Self‐healing UV‐cured polymeric materials based on ionic interactions possess many distinct advantages such as reliability, long lifetime, and green preparation process, and thus obtain great potential development. In this work, a series of UV‐curable imidazolium monomers with different structures are designed and synthesized, and then imidazolium ionic interaction‐based self‐healing materials are prepared through fast and eco‐friendly UV‐curing technology. Also, the structures of imidazolium monomers on properties of self‐healing UV‐cured polymers are investigated. The results show that the structures of imidazolium monomers have no obvious influences on photopolymerization properties of the polymers. The hydroxyl group and polar ether chains in imidazolium monomers can increase the glass transition temperature ( T g ) of the polymers.

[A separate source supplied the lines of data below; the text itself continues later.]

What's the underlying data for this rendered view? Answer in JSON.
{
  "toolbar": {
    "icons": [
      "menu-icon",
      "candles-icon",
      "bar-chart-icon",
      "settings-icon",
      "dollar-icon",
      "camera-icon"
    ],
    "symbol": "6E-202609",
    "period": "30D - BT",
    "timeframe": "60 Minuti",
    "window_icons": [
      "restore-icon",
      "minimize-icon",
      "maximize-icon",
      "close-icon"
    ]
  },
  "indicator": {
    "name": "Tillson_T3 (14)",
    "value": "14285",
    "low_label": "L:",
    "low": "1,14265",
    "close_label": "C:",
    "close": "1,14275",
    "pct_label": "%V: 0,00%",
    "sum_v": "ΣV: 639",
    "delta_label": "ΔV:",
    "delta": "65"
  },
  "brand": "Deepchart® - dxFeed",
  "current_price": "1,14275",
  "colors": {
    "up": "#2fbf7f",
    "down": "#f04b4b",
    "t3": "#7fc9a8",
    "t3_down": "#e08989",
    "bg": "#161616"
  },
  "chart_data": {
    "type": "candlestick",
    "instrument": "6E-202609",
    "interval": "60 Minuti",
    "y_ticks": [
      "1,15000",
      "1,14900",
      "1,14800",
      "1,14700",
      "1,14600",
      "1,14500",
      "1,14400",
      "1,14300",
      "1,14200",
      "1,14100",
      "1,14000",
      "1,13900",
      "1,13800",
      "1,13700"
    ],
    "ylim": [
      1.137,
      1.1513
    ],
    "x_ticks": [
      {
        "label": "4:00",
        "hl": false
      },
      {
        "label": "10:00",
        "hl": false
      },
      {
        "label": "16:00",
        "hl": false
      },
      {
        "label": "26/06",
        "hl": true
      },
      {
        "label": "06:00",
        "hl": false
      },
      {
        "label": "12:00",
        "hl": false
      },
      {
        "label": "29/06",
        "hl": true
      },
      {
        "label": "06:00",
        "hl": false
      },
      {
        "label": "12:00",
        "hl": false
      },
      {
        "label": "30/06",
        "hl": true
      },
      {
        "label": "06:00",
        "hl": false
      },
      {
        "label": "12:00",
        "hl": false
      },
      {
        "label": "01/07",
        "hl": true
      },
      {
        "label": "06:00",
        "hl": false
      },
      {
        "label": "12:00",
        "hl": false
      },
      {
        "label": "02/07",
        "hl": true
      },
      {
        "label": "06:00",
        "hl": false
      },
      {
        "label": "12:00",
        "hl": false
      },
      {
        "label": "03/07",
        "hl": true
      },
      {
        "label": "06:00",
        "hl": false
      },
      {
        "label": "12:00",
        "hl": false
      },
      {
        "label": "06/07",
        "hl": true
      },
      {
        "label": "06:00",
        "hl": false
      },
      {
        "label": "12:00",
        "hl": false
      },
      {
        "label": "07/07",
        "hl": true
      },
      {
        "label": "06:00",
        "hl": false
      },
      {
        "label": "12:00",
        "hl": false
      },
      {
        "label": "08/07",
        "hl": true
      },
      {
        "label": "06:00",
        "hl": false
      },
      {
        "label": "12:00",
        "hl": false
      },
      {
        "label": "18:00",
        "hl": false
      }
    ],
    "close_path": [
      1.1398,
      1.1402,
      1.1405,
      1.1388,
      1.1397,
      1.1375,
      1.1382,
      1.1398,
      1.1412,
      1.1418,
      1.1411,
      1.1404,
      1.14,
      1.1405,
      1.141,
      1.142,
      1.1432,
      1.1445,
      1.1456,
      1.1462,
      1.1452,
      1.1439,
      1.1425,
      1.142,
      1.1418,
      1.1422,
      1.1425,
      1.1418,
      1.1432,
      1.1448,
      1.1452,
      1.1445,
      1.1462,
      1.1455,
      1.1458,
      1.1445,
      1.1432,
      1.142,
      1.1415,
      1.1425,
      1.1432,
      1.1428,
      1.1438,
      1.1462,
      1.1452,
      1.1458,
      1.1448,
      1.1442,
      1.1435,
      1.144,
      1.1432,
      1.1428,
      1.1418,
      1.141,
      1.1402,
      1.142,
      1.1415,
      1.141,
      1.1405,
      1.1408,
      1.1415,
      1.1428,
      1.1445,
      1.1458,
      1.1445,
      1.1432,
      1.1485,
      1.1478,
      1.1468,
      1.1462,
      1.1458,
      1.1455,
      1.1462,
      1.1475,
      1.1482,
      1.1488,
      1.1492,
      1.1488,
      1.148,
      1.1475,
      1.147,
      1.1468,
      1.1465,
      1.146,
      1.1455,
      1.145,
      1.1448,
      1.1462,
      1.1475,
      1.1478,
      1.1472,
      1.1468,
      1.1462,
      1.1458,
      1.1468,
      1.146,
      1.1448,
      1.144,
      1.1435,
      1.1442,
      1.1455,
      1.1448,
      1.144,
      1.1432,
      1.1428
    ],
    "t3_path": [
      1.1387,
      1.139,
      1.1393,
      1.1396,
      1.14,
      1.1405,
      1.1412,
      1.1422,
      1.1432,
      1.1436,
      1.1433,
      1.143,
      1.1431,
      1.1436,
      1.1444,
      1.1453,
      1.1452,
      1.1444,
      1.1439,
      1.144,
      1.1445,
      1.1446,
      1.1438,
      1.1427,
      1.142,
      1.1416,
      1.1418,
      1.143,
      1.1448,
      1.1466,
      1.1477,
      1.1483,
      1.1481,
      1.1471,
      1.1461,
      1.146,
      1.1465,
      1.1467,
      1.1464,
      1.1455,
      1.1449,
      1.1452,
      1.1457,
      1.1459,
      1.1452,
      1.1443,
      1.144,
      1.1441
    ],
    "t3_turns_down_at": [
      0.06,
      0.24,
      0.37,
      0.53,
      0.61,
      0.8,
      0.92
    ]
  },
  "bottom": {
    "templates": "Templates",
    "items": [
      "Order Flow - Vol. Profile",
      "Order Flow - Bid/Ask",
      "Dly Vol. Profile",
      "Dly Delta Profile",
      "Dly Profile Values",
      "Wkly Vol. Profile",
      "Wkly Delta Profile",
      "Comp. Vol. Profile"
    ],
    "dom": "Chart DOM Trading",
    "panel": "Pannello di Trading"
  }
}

The large substituent at 1‐position of the imidazole ring enhances tensile strain of the polymers due to the reduction of the intermolecular force. The intermolecular forces and content of imidazole ionic groups all affect self‐healing efficiency of the polymers. The polymer containing HD‐IM‐E with a long and nonpolar pendent side chains exhibits an excellent self‐healing efficiency (>90%) and can be healed repeatedly. Importantly, the self‐healing polymer can also be used as a flexible electronic substrate to fabricate a flexible electronic device with good self‐healing function.